The
foreign body response (FBR) has impaired progress of new implantable
medical devices through its hallmark of chronic inflammation and foreign
body giant cell (FBGC) formation leading to fibrous encapsulation.
Macrophages are known to drive the FBR, but efforts to control macrophage
polarization remain challenging. The goal for this study was to investigate
whether prostaglandin E2 (PGE2), and specifically its receptors EP2
and/or EP4, attenuate classically activated (i.e., inflammatory) macrophages
and macrophage fusion into FBGCs in vitro. Lipopolysaccharide
(LPS)-stimulated macrophages exhibited a dose-dependent decrease in
gene expression and protein production of tumor necrosis factor alpha
(TNF-α) when treated with PGE2. This attenuation was primarily
by the EP4 receptor, as the addition of the EP2 antagonist PF 04418948
to PGE2-treated LPS-stimulated cells did not recover TNF-α production
while the EP4 antagonist ONO AE3 208 did. However, direct stimulation
of EP2 with the agonist butaprost to LPS-stimulated macrophages resulted
in a ∼60% decrease in TNF-α secretion after 4 h and corresponded
with an increase in gene expression for Cebpb and Il10, suggesting a polarization shift toward alternative
activation through EP2 alone. Further, fusion of macrophages into
FBGCs induced by interleukin-4 (IL-4) and granulocyte-macrophage colony-stimulating
factor (GM-CSF) was inhibited by PGE2 via EP2 signaling and by an
EP2 agonist, but not an EP4 agonist.
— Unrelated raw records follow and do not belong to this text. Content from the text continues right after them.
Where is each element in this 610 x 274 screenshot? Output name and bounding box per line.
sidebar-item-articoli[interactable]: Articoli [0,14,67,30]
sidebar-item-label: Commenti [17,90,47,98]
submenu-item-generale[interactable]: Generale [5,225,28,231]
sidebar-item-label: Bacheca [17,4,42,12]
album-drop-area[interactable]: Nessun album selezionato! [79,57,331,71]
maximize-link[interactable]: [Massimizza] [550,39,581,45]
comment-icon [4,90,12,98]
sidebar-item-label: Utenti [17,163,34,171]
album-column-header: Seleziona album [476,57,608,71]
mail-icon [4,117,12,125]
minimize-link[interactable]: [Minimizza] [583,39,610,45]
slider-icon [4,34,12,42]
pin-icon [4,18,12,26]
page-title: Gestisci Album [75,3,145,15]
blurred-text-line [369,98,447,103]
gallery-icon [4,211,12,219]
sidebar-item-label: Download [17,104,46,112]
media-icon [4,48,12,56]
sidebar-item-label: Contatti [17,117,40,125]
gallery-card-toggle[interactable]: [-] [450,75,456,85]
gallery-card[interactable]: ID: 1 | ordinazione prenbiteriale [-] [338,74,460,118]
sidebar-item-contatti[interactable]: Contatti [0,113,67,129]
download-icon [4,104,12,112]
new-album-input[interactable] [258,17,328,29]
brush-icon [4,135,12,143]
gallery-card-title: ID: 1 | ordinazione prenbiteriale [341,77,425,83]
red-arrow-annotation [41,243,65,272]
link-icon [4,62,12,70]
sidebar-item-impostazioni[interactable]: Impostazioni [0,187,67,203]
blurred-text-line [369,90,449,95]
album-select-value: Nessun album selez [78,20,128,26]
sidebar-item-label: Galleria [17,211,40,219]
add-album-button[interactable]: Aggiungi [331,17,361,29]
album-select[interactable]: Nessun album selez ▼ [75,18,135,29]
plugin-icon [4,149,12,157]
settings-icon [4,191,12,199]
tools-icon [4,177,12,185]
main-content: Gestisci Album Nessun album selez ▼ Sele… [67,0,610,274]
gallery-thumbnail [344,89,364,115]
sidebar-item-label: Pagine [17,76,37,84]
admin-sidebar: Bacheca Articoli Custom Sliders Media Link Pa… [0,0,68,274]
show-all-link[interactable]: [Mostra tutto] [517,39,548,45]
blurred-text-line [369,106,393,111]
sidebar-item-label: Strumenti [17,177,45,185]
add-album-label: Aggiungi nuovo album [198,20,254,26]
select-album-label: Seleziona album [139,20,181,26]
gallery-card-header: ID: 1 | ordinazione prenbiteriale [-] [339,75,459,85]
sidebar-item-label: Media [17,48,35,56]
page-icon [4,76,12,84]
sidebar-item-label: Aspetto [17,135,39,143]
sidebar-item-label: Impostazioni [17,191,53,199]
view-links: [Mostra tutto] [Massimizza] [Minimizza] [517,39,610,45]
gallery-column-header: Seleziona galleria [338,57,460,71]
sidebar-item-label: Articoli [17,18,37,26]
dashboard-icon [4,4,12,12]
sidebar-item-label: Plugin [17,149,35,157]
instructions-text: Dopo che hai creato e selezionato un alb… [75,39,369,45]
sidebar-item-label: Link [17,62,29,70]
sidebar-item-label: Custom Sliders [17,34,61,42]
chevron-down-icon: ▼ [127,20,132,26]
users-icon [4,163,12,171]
The attenuation by PGE2 was confirmed
to be primarily by the EP2 receptor. Mrc1, Dcstamp, and Retlna expressions increased
upon IL-4/GM-CSF stimulation, but only Retnla expression
with the EP2 agonist returned to levels that were not different from
controls. This study identified that PGE2 attenuates classically activated
macrophages and macrophage fusion through distinct EP receptors, while
targeting EP2 is able to attenuate both. In summary, this study identified
EP2 as a potential therapeutic target for reducing the FBR to biomaterials.